Abstract

Rifted margins are commonly classified as either magma-rich or magma-poor. Magma-poor margins are often implicitly related to ultraslow–slow extension. Conversely, therefore, magma-rich margins should represent more rapid extension. Although supported by numerical modelling, these relationships are based on limited data and depend on a perhaps spurious comparison between continental margins and spreading ridges. Three case studies from the Atlantic margins are therefore presented here as a local, by no means complete, examination of this concept.

Extension rates for magma-poor margins are mainly derived from offshore Iberia, while the best documented rates on magma-rich margins are probably those in the NE Atlantic. Particularly for the NE Atlantic, there is a dependence on the initial oceanic spreading rate as pre-break-up rates are very difficult to quantify. Our two southerly examples, the Central Atlantic and southern South Atlantic, are both magma-rich in parts and have been described as opening during ultraslow–slow plate separation. Both would therefore seem to contradict the positive ‘rate-magmatism’ correlation.
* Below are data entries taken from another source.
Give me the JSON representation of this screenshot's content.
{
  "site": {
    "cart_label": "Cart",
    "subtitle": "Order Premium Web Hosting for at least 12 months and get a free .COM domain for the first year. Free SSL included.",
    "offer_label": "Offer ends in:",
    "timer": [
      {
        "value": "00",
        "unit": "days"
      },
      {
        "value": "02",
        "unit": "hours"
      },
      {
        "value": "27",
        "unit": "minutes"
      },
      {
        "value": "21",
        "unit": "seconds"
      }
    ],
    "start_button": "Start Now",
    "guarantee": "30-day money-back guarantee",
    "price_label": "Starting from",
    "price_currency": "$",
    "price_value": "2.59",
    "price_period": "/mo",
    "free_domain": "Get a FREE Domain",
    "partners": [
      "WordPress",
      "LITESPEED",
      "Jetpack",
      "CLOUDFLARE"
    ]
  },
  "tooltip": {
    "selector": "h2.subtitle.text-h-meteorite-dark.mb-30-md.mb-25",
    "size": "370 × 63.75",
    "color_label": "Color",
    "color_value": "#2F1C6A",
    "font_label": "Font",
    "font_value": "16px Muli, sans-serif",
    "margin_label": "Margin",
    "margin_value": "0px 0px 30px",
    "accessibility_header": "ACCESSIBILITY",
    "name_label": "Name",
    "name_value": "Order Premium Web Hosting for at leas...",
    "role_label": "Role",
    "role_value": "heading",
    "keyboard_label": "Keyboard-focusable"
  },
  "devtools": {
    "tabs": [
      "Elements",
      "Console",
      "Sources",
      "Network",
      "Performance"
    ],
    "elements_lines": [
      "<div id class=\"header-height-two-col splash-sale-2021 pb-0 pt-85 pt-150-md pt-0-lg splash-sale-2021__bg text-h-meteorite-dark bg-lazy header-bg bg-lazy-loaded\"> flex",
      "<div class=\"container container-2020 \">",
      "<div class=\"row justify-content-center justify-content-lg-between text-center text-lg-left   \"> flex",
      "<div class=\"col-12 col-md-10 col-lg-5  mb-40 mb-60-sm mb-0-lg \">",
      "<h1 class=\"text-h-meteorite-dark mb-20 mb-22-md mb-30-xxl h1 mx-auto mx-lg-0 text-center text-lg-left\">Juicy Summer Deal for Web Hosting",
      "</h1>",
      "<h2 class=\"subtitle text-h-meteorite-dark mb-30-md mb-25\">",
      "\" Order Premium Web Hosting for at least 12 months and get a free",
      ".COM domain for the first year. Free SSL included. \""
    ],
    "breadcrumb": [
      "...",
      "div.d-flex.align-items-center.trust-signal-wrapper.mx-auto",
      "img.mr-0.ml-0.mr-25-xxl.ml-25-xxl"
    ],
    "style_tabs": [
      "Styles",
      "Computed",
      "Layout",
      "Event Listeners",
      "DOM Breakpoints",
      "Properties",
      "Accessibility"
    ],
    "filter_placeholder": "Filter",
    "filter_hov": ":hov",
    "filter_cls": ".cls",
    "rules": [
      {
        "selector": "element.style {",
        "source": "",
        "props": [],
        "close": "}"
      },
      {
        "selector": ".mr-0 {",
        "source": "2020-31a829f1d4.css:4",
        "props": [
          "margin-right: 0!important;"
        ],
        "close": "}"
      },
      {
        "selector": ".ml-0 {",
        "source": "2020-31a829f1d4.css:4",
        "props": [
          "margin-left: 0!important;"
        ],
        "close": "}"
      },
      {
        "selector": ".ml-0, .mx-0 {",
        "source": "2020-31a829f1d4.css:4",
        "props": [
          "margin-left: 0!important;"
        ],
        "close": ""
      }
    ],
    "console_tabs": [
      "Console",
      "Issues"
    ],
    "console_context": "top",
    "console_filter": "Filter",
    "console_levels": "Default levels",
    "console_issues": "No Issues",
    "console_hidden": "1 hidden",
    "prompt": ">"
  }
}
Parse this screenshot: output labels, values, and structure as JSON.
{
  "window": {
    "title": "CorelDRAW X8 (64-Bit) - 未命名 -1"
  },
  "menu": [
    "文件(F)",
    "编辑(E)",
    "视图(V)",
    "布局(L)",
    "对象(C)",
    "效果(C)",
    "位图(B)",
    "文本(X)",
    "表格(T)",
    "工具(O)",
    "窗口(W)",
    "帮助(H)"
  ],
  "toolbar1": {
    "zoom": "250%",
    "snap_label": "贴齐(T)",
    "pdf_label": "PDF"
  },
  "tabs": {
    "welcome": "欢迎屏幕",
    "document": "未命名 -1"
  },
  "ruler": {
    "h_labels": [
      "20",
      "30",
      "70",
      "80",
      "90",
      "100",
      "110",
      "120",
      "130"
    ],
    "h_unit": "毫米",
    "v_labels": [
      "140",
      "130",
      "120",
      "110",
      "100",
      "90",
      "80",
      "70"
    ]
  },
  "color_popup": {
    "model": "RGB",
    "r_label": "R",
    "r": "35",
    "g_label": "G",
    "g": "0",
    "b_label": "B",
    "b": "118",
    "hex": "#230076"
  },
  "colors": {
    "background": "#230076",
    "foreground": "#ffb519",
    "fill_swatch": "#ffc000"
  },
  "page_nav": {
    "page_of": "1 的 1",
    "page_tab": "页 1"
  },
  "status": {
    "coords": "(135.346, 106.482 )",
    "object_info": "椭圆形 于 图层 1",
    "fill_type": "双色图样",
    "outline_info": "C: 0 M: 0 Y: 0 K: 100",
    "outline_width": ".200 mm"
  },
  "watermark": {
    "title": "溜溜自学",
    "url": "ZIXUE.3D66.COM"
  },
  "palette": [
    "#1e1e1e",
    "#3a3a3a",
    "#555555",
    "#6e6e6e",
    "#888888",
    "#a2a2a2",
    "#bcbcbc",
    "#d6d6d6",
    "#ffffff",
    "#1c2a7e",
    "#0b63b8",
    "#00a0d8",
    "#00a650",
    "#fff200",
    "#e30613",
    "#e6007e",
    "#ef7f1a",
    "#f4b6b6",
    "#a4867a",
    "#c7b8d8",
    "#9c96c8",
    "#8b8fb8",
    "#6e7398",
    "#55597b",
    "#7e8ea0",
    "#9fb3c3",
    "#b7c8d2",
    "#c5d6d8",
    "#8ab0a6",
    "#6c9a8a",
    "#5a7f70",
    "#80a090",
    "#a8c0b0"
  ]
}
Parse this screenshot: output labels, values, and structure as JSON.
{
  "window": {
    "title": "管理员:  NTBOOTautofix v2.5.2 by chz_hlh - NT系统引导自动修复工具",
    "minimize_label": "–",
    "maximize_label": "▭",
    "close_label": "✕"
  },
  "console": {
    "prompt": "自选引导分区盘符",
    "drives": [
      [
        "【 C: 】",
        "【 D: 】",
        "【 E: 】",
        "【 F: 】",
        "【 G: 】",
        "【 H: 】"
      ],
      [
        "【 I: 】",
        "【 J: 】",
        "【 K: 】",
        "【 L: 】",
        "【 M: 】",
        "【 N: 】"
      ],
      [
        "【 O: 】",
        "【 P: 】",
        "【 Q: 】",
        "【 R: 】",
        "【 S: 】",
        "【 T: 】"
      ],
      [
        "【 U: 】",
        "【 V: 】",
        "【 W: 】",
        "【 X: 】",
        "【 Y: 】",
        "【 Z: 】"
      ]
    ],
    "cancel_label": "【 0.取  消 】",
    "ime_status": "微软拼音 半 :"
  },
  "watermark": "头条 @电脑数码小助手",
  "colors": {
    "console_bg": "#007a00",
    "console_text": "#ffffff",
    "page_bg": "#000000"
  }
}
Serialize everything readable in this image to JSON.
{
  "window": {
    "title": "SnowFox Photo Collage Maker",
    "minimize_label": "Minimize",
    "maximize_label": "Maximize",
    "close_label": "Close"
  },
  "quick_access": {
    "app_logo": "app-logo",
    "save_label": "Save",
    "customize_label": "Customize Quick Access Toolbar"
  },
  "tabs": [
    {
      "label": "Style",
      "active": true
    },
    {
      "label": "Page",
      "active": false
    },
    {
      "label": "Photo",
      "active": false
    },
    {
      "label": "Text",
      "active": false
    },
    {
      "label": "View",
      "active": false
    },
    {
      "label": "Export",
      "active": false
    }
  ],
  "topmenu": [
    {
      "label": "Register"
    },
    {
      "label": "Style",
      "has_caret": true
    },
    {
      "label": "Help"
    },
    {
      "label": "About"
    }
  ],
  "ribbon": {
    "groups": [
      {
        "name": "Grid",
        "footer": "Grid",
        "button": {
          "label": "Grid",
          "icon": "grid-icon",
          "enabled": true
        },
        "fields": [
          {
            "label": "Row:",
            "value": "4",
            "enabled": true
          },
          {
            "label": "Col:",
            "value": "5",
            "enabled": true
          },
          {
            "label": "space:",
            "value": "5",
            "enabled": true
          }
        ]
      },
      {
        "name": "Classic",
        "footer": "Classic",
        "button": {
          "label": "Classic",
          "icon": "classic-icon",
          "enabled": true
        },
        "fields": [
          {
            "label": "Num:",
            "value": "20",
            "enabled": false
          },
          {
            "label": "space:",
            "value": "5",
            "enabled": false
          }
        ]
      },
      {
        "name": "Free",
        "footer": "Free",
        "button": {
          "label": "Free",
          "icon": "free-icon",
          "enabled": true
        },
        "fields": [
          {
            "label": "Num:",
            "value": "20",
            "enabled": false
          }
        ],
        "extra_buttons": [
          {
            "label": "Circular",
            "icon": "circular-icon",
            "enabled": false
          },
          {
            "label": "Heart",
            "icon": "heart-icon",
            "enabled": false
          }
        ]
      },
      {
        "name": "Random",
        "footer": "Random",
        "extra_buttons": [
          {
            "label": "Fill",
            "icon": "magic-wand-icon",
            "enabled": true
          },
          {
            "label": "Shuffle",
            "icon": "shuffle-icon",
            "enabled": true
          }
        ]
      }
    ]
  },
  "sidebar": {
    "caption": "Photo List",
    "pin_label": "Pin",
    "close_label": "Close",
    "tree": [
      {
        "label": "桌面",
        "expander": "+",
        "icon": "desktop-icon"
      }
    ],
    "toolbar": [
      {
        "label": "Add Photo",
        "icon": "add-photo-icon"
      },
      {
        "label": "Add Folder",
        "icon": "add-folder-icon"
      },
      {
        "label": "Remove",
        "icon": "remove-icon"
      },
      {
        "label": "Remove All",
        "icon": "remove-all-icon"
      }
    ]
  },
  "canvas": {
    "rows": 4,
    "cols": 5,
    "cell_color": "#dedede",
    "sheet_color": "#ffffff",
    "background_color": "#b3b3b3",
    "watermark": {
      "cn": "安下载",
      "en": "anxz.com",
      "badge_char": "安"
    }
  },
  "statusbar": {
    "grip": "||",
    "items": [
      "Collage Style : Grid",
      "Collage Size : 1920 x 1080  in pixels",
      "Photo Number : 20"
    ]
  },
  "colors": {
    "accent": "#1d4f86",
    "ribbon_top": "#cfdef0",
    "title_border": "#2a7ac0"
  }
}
However, on closer examination, a wide range of initial extension rates are actually possible. This is largely due to poor constraints on break-up ages. The assumption that break-up is synchronous with flood basalt extrusion is flawed, and may have caused initial extension rates to have been significantly underestimated. Additionally, averaging between widely spaced oceanic magnetic anomalies allows for a wide range of extension rates. New, well-constrained ages and event chronologies from critical areas of conjugate margins are needed to determine whether this relationship has global validity.